LONDON (Reuters) – Britain will buy potential COVID-19 vaccines from U.S. drugmakers Johnson & Johnson <JNJ.N> and Novavax Inc <NVAX.O>, the companies said on Friday, boosting the number of deals it has with drugmakers as the global vaccine race rages on.
Britain and the United States are in the lead with six vaccine deals with drugmakers each, as companies and governments worldwide work overtime to find a vaccine against the pandemic disease.
The latest agreements bring Britain’s total number of doses secured to 340 million, with options for millions more, for a population of 66 million.
Britain said both vaccines could be available by the middle of next year for priority groups, such as such as frontline health and social care workers, ethnic minorities, adults with serious diseases, and the elderly.
The deals cover a wide range of vaccine types currently in development for COVID-19, as Britain seeks to hedge its bets should one or more of the technologies prove ineffective.

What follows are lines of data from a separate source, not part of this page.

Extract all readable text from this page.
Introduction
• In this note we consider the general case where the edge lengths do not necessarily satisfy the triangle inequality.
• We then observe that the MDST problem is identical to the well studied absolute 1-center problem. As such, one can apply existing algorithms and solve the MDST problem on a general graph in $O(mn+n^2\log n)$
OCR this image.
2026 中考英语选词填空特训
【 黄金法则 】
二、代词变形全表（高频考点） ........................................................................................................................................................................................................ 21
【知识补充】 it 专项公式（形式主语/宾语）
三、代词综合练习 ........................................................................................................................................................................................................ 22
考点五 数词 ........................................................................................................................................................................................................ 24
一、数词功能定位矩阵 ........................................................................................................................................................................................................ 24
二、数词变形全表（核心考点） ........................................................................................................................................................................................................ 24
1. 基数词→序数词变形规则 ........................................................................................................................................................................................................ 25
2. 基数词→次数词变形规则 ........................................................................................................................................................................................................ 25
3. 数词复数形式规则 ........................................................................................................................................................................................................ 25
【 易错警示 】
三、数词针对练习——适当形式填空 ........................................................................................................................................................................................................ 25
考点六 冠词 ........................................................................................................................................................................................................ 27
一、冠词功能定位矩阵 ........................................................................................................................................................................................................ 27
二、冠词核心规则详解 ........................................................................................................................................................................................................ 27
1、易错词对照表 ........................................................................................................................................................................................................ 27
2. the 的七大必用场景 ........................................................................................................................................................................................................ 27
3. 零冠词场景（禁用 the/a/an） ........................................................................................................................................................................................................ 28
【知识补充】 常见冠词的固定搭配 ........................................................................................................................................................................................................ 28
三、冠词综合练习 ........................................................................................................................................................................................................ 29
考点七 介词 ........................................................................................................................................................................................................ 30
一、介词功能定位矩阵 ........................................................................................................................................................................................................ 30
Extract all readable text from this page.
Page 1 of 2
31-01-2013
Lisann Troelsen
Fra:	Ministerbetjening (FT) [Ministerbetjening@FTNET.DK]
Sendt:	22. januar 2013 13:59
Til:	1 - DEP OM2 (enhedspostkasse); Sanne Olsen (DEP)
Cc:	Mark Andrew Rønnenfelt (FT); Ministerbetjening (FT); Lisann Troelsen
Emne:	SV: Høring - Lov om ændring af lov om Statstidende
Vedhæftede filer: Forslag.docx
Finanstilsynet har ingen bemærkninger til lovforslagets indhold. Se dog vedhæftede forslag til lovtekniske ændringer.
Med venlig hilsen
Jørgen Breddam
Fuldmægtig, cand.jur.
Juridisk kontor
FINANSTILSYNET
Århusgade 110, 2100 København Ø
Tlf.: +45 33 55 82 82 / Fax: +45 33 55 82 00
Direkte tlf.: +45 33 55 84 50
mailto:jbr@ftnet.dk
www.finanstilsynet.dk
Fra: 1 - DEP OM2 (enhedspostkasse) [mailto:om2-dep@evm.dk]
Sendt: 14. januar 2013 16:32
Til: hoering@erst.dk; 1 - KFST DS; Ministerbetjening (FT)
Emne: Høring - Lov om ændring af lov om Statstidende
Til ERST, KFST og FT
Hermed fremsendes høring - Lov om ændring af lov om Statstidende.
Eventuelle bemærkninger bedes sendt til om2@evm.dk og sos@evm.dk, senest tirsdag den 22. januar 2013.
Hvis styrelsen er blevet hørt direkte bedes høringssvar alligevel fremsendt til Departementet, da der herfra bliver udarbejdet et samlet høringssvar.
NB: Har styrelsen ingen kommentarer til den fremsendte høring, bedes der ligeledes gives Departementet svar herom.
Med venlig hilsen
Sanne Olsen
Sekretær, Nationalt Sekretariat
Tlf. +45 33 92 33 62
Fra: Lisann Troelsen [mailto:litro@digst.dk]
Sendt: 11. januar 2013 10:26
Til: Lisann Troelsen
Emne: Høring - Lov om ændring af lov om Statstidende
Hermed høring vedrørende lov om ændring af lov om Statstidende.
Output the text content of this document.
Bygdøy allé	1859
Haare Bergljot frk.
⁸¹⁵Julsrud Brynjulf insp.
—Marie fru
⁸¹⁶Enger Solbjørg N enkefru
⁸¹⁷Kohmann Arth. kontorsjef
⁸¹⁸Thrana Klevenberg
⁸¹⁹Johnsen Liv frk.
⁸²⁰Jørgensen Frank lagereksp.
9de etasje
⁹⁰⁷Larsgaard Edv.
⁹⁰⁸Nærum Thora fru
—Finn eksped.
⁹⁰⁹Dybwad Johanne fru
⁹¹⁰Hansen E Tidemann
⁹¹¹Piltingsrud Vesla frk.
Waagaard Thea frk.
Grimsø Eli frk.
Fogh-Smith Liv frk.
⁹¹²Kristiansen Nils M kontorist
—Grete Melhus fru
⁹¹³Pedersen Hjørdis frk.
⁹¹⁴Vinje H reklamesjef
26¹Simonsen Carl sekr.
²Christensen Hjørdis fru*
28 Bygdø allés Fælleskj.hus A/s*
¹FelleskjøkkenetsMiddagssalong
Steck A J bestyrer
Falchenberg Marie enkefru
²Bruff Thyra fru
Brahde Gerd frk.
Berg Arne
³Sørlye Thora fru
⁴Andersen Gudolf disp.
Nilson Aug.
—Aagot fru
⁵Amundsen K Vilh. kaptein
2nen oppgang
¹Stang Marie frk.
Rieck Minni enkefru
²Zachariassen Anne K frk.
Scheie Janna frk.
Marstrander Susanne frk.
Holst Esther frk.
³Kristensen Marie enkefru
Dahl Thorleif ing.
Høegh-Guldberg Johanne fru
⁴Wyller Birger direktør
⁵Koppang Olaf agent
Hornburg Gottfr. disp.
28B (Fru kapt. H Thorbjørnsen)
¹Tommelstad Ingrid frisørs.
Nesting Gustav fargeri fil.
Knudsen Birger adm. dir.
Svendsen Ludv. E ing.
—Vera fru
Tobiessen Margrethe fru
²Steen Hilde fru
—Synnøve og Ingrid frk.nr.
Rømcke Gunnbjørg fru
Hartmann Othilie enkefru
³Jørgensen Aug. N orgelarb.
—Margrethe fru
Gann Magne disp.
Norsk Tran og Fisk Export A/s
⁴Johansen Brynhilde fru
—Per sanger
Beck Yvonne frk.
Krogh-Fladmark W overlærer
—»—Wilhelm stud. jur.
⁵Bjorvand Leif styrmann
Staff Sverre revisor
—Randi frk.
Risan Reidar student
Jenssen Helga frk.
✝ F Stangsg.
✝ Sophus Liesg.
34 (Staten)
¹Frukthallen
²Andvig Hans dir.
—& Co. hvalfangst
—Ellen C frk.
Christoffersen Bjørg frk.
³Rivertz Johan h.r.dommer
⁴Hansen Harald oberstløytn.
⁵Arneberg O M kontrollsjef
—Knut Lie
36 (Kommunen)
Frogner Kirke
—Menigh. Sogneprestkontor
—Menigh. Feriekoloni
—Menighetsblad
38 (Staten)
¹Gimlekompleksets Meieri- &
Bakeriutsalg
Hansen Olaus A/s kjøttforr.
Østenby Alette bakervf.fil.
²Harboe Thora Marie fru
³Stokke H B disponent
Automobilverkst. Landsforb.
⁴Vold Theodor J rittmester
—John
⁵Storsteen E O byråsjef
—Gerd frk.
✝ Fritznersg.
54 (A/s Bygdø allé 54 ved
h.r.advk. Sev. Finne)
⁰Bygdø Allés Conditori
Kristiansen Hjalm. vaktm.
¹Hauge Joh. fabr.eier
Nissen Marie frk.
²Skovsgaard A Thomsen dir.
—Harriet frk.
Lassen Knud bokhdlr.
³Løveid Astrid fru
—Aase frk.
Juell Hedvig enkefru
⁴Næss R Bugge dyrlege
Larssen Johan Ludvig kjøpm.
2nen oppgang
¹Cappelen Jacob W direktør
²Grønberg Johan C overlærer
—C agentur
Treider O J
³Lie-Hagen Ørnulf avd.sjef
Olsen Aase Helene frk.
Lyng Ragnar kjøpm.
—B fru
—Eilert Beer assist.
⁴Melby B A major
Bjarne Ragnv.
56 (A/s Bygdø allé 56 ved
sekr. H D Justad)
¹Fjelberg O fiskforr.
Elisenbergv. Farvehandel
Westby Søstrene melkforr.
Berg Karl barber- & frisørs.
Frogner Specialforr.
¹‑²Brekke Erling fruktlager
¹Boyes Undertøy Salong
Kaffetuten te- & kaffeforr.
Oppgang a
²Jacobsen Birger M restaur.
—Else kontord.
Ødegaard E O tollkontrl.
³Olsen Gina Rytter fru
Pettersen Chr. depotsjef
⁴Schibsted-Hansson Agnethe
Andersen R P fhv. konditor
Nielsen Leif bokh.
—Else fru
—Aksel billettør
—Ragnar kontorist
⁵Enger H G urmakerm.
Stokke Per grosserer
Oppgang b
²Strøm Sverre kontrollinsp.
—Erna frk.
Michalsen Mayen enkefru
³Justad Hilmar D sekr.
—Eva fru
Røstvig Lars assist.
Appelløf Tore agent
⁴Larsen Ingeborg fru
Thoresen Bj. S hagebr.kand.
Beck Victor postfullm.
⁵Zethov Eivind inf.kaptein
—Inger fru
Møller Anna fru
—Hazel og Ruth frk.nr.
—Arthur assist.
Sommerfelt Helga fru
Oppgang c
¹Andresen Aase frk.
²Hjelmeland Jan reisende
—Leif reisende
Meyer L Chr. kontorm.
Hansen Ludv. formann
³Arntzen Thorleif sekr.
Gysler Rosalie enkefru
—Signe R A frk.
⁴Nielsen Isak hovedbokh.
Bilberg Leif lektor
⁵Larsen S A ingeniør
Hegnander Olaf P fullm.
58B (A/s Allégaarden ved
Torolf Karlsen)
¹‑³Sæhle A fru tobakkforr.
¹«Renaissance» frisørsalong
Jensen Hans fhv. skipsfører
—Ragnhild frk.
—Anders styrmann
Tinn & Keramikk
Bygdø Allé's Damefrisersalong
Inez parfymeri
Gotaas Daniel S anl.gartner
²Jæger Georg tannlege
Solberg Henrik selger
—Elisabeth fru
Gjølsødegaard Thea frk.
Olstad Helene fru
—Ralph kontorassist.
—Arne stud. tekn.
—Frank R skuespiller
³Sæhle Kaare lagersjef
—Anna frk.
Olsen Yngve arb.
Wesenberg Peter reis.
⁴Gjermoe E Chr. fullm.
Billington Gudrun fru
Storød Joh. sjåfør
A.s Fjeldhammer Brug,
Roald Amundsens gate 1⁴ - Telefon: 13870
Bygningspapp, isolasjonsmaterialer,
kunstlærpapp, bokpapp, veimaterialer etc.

“For now that is probably the bedrock of the portfolio. We basically need to see now, what we want to add, if anything, immediately that could diversify the sorts of vaccine that we’ve got in the hopper now,” Kate Bingham, chair of UK Vaccine Taskforce, told Reuters.
“I think we’re well placed… but I think we need to see the data of some of these early vaccines first before we know what is likely to be protective and what is not.”
Johnson & Johnson said its Janssen Pharmaceutica unit will supply Britain with its candidate, known as Ad26.COV2.S, with an initial sale of 30 million doses on a not-for-profit basis for emergency pandemic use.
The advance purchase agreement will also provide an option for an additional purchase of up to a 22 million doses, it said.
Separately, Novavax said Britain would buy 60 million doses of its vaccine candidate, NVX-CoV2373. Novavax will manufacture some of the vaccine using Fujifilm Diosynth Biotechnologies facilities in Stockton-on-Tees, northern England.
Alex Harris, head of global policy at the Wellcome Trust health charity, said the deals put the Britain in a strong position, and urged the government to explain how it will now ensure fair and equitable access to vaccines for poorer countries too.
“Without this…the risk increases that other rich countries will seek to strike similar bilateral deals, potentially … leaving insufficient volumes of vaccine for the rest of the world,” Harris said in a statement.
The Janssen vaccine uses an adenovirus technique to ferry coronavirus proteins into cells in the body, while the Novavax shot uses a technology known as recombinant nanoparticle to produce antigens – molecules that are designed to spur the immune system into action.
Recent studies show the odds of an experimental vaccine making it from early testing in people to regulatory approval are roughly one in three.
J&J said it has also agreed to collaborate with the British government on a global Phase III trial to explore the two-dose regimen of its COVID-19 vaccine, which will run parallel to a Phase III single-dose trials. Britain will also work with Novavax on a late stage British-based trial.
No COVID-19 vaccine candidate has yet been proven effective against the disease, but around 20 are in clinical trials.